FCC Chairman Pai, a.k.a. Sinclair’s man in Washington, announced his intention to designate the proposed merger for an administrative hearing at the agency.
An FCC chairman saying “designate the transaction for a hearing” is like a parent telling their kids that the family pet “went to live on a farm.”
This is the move the FCC makes when it’s going to reject a deal — and usually results in the merger-seeking companies just giving up.
We don’t know if that’s what will happen here — Sinclair could still pursue the hearing or try to restructure the deal — but reports on the FCC’s draft order indicate that the agency believes “Sinclair’s actions here potentially involve deception” and “misconduct.”
This echoes what Free Press has been saying for years about the shell companies Sinclair sets up to expand its empire and evade FCC rules. We’ve also shown over and over again how Sinclair pollutes the public airwaves with right-wing content that’s often racist and Islamophobic. All of this is why we’ve led the charge against this deal at the agency, in the courts, with the press and in the streets.
But honestly, the last ally we expected here was Ajit Pai, who until a few hours ago had aided and abetted Sinclair at every turn.
An about-face from Pai
We can only speculate at this point as to what changed his mind, but there’s unquestionably been a public breakthrough in the past few months. More than 30 million people watched that viral Deadspin video showing all the local Sinclair anchors reading from the same propaganda script — which made the company a household name.

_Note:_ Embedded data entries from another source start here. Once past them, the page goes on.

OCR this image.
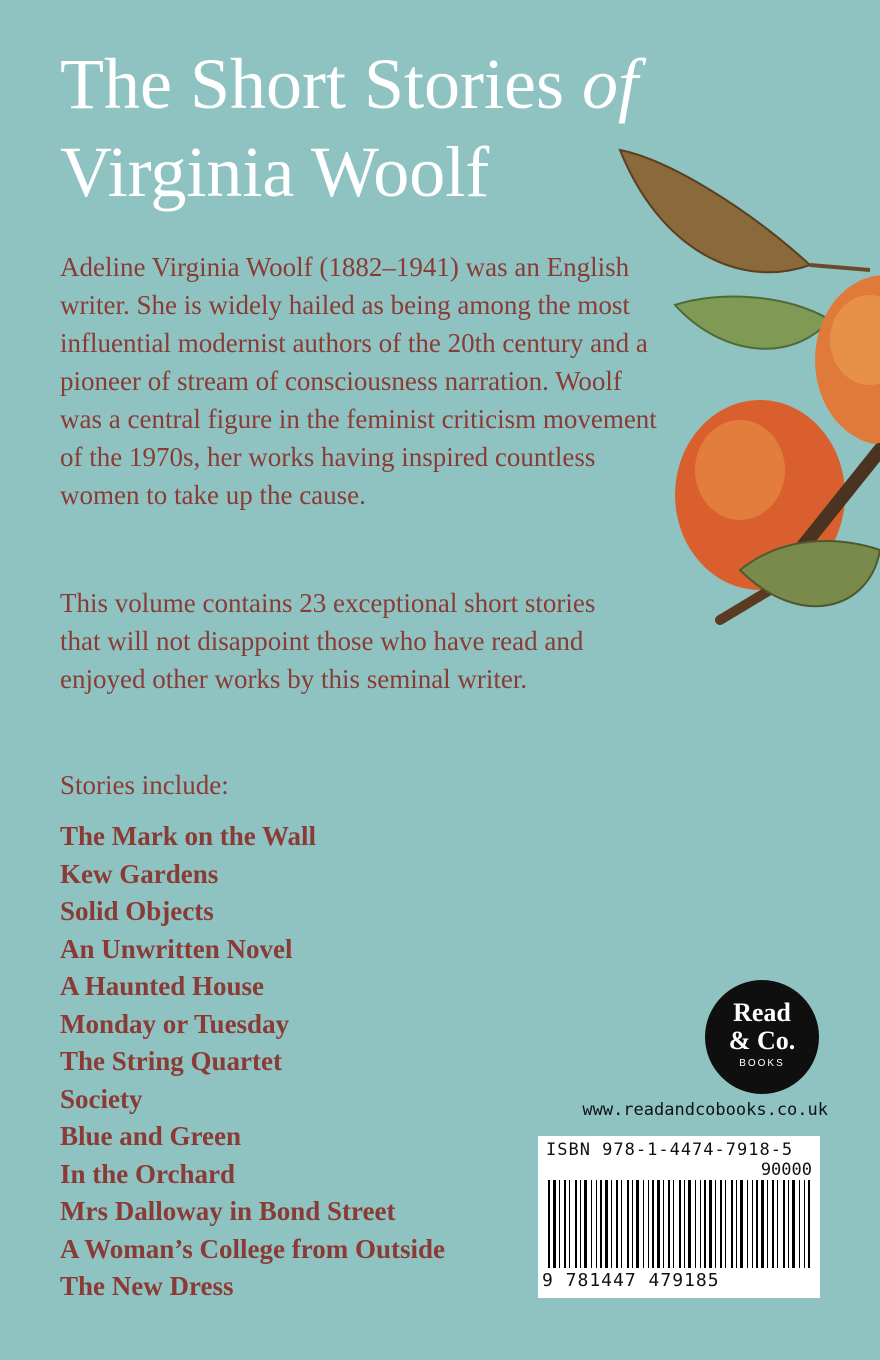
The Short Stories of
Virginia Woolf

Adeline Virginia Woolf (1882–1941) was an English writer. She is widely hailed as being among the most influential modernist authors of the 20th century and a pioneer of stream of consciousness narration. Woolf was a central figure in the feminist criticism movement of the 1970s, her works having inspired countless women to take up the cause.

This volume contains 23 exceptional short stories that will not disappoint those who have read and enjoyed other works by this seminal writer.

Stories include:

The Mark on the Wall
Kew Gardens
Solid Objects
An Unwritten Novel
A Haunted House
Monday or Tuesday
The String Quartet
Society
Blue and Green
In the Orchard
Mrs Dalloway in Bond Street
A Woman’s College from Outside
The New Dress
Read
& Co.
BOOKS
www.readandcobooks.co.uk
ISBN 978-1-4474-7918-5
90000
9 781447 479185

For our part at Free Press, we’ve been a go-to source in the press for what’s wrong with this deal and made extensive filings at the FCC to dismantle Sinclair’s arguments for it. We’ve also sued the agency in federal court about rule changes that benefit Sinclair — and the case on the so-called UHF discount could be decided any day now.
(“I’ve been to a lot of FCC arguments and this one was among the worst I’ve seen for the agency,” Bloomberg’s legal analyst said in April after sitting in the courtroom. “It’s not a sure thing but I would be very surprised if the FCC prevails.”)
That could be why Pai folded his hand here. Or maybe there’s a more obvious reason: People everywhere hate this deal. There’s growing pressure to reject the merger from both the left (due to Sinclair’s noxious, pro-Trump politics) and the right (where outlets like Newsmax worry about an anti-competitive advantage).
When Free Press organized a protest outside Sinclair’s annual shareholders’ meeting last month, a big crowd packed the sidewalk. Just last week, we set up a video billboard outside the FCC showing Sinclair’s horrific must-run commentaries before delivering more than 700,000 petitions against the deal.
This is yet another lesson — in a year full of them — about why it’s worth fighting against long odds and Washington’s conventional wisdom. We can’t yet say why Pai did this, but I’m sure it never would have happened without the relentless public pressure we helped generate.
Since we don’t know what changed Pai’s mind, we’ll just tell him something we never expected to say: Thank you!
And even more thanks go to everyone who’s helped in this years-long fight and made this victory possible. Let’s keep fighting!